Where to chase waterfalls in Auckland
Summer has taken a break for a few months but that doesn’t mean we need to stop exploring our beautiful backyard. What better way to get out in nature than by chasing waterfalls?
Some of Auckland’s most well-known waterfalls are nestled in the Waitākere and Hunua ranges regional parks but while there are closures in place due to kauri dieback disease (find out more about which tracks are closed), we wanted to share some other great waterfalls you can visit just a stone’s throw away.
Oakley Creek waterfall
Also known as Te Auaunga or Oakley Creek Esplanade Reserve, Oakley Creek is where you’ll find the only waterfall in the central area. There is a viewing platform, boardwalk and table for you to enjoy the 6m-high waterfall and an array of plant- and birdlife.
Old Thorp’s Quarry waterfall
Take an easy five-minute walk to the old Thorp Quarry site in Clevedon Scenic Reserve, which has a beautiful waterfall and wetland. This part of the reserve provides a boardwalk and a seating area perfect for a picnic.
The best time to visit this waterfall in Shakespear Regional Park is after rain; otherwise more of a trickle of water will greet you. You can find this waterfall on the Heritage Trail.
Lucas Creek waterfall
This hidden gem can be found in Gills Scenic Reserve in Albany. Take the Waterfall Track and perch yourself on the park bench to admire this cascading waterfall.

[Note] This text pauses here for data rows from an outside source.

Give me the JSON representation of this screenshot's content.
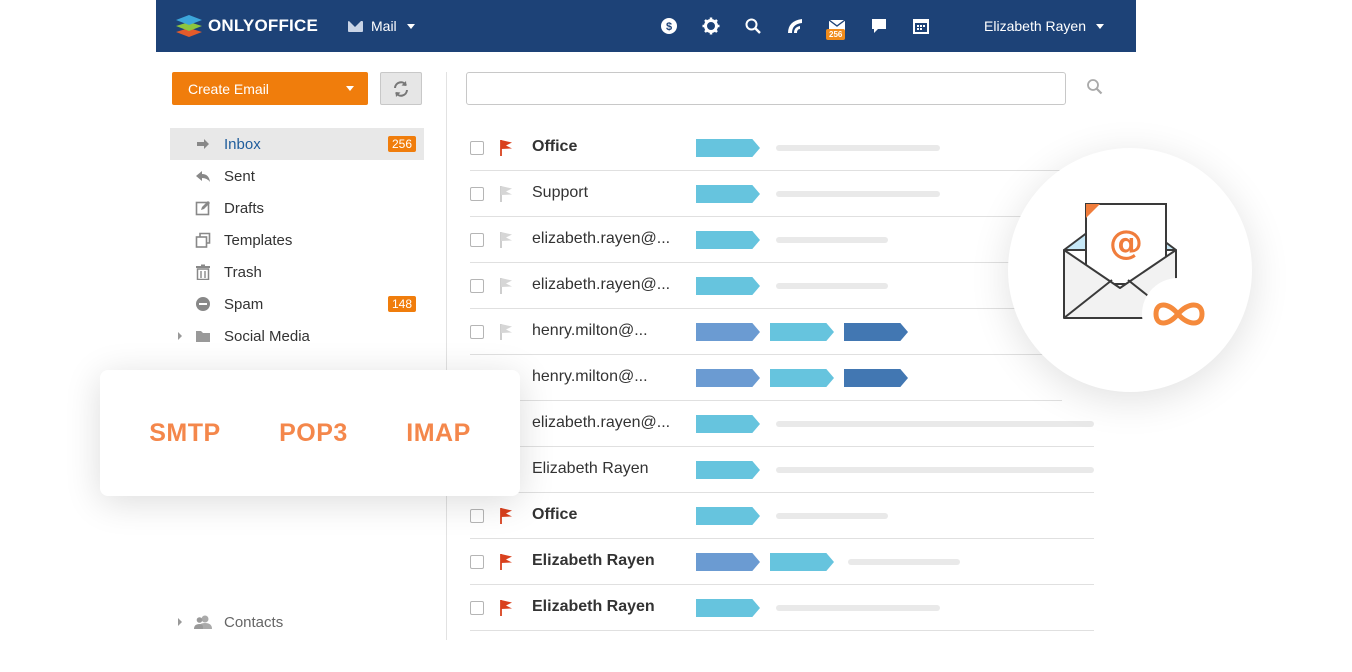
{
  "header": {
    "brand": "ONLYOFFICE",
    "module": "Mail",
    "mail_badge": "256",
    "user_name": "Elizabeth Rayen",
    "icons": [
      "dollar-icon",
      "gear-icon",
      "search-icon",
      "feed-icon",
      "mail-icon",
      "chat-icon",
      "calendar-icon"
    ]
  },
  "sidebar": {
    "create_label": "Create Email",
    "folders": [
      {
        "label": "Inbox",
        "count": "256",
        "icon": "arrow-right-icon"
      },
      {
        "label": "Sent",
        "count": "",
        "icon": "reply-icon"
      },
      {
        "label": "Drafts",
        "count": "",
        "icon": "edit-icon"
      },
      {
        "label": "Templates",
        "count": "",
        "icon": "copy-icon"
      },
      {
        "label": "Trash",
        "count": "",
        "icon": "trash-icon"
      },
      {
        "label": "Spam",
        "count": "148",
        "icon": "block-icon"
      },
      {
        "label": "Social Media",
        "count": "",
        "icon": "folder-icon"
      }
    ],
    "contacts_label": "Contacts"
  },
  "search": {
    "placeholder": ""
  },
  "messages": [
    {
      "sender": "Office",
      "bold": true,
      "flagged": true
    },
    {
      "sender": "Support",
      "bold": false,
      "flagged": false
    },
    {
      "sender": "elizabeth.rayen@...",
      "bold": false,
      "flagged": false
    },
    {
      "sender": "elizabeth.rayen@...",
      "bold": false,
      "flagged": false
    },
    {
      "sender": "henry.milton@...",
      "bold": false,
      "flagged": false
    },
    {
      "sender": "henry.milton@...",
      "bold": false,
      "flagged": false
    },
    {
      "sender": "elizabeth.rayen@...",
      "bold": false,
      "flagged": false
    },
    {
      "sender": "Elizabeth Rayen",
      "bold": false,
      "flagged": false
    },
    {
      "sender": "Office",
      "bold": true,
      "flagged": true
    },
    {
      "sender": "Elizabeth Rayen",
      "bold": true,
      "flagged": true
    },
    {
      "sender": "Elizabeth Rayen",
      "bold": true,
      "flagged": true
    }
  ],
  "protocols": [
    "SMTP",
    "POP3",
    "IMAP"
  ],
  "colors": {
    "header_bg": "#1d4277",
    "accent_orange": "#f07d0c",
    "active_link": "#1f5d9c",
    "tag_cyan": "#66c4de",
    "tag_blue": "#6b9bd2",
    "tag_navy": "#4277b2",
    "flag_red": "#d9411e",
    "protocol_orange": "#f4874b"
  }
}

Omeru Falls is located in the Omeru Scene Reserve, roughly a 35-minute return walk from Kaukapakapa township. In this bush reserve you will also find two streams, a pā site and a picnic area.
Visit the Auckland Council website for more walks and outdoor activity ideas in Auckland.
Keep our kauri standing
Kauri dieback in Auckland is a serious problem and it’s important we all play our part to prevent the spread of the disease.

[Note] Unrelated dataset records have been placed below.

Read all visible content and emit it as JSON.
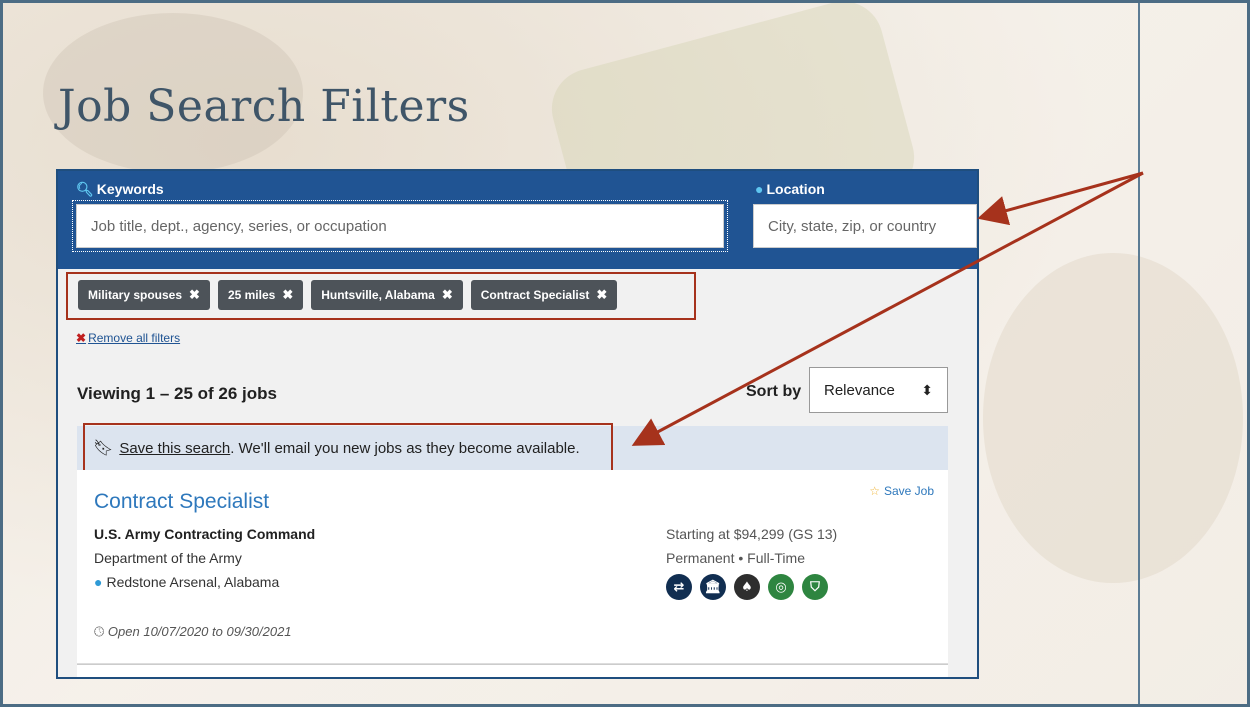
{
  "slide": {
    "title": "Job Search Filters"
  },
  "search": {
    "keywords_label": "Keywords",
    "keywords_placeholder": "Job title, dept., agency, series, or occupation",
    "location_label": "Location",
    "location_placeholder": "City, state, zip, or country"
  },
  "filters": {
    "chips": [
      {
        "label": "Military spouses"
      },
      {
        "label": "25 miles"
      },
      {
        "label": "Huntsville, Alabama"
      },
      {
        "label": "Contract Specialist"
      }
    ],
    "remove_all": "Remove all filters",
    "chip_close_glyph": "✖"
  },
  "results": {
    "viewing": "Viewing 1 – 25 of 26 jobs",
    "sort_label": "Sort by",
    "sort_value": "Relevance",
    "save_search_link": "Save this search",
    "save_search_rest": ". We'll email you new jobs as they become available."
  },
  "job": {
    "title": "Contract Specialist",
    "save_job": "Save Job",
    "agency": "U.S. Army Contracting Command",
    "department": "Department of the Army",
    "location": "Redstone Arsenal, Alabama",
    "salary": "Starting at $94,299 (GS 13)",
    "type": "Permanent • Full-Time",
    "open": "Open 10/07/2020 to 09/30/2021",
    "hiring_path_icons": [
      {
        "name": "transfer-icon",
        "glyph": "⇄",
        "color": "#112e51"
      },
      {
        "name": "federal-building-icon",
        "glyph": "🏛",
        "color": "#112e51"
      },
      {
        "name": "tree-icon",
        "glyph": "♠",
        "color": "#2e2e2e"
      },
      {
        "name": "rings-icon",
        "glyph": "◎",
        "color": "#2e8540"
      },
      {
        "name": "shield-icon",
        "glyph": "⛉",
        "color": "#2e8540"
      }
    ]
  },
  "colors": {
    "header_blue": "#205493",
    "callout_red": "#a6321c",
    "link_blue": "#2e78bc"
  }
}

To help keep our kauri standing for future generations, the forested areas of the Waitākere Ranges Regional Park have been closed until further notice. Some higher-risk tracks in the Hunua Ranges Regional Park have also been closed as a proactive measure to prevent the introduction of kauri dieback disease into the park, where it has not yet been detected.

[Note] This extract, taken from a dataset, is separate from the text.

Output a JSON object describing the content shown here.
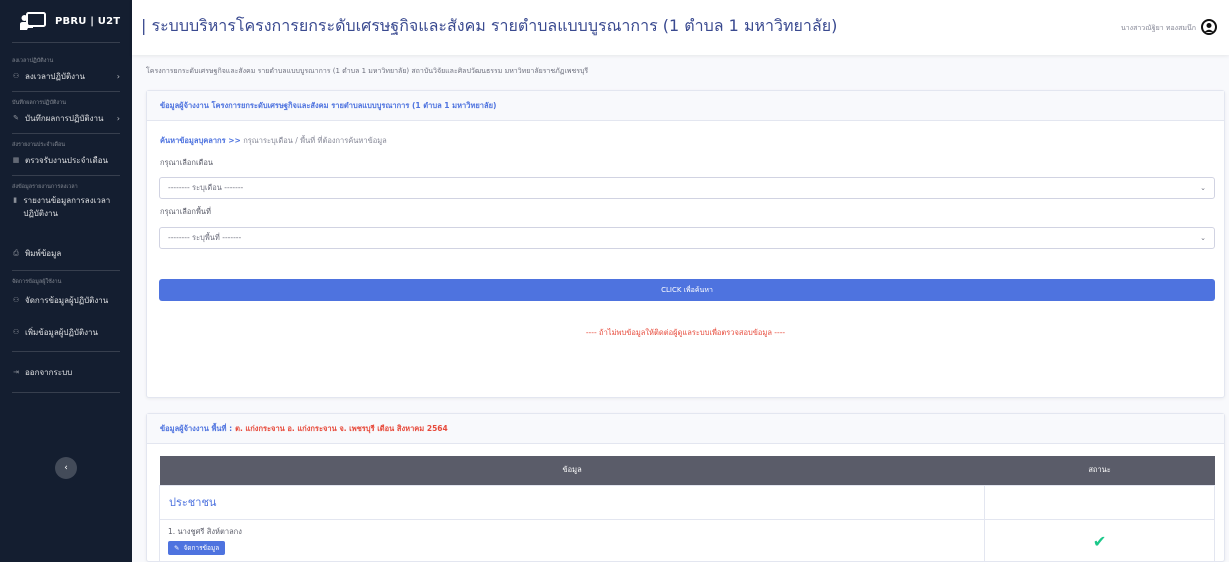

Controlled Area Notices (CANs) are in place across the currently open tracks within the forested area of the Waitākere Ranges Regional Park and the whole of the native forested area of the Hunua Ranges regional parkland.
Aucklanders and visitors to the region are advised to find alternatives to get out and enjoy what our beautiful backyard has to offer.
If you enter or leave a forest/area with native trees anywhere across the region, here are three easy steps you need to remember:
- Scrub – clean all soil off your footwear and other gear.
- Spray – your footwear and gear at every cleaning station you encounter. Kauri dieback can be spread by just a pinhead of soil.
- Stay – on the designated open tracks.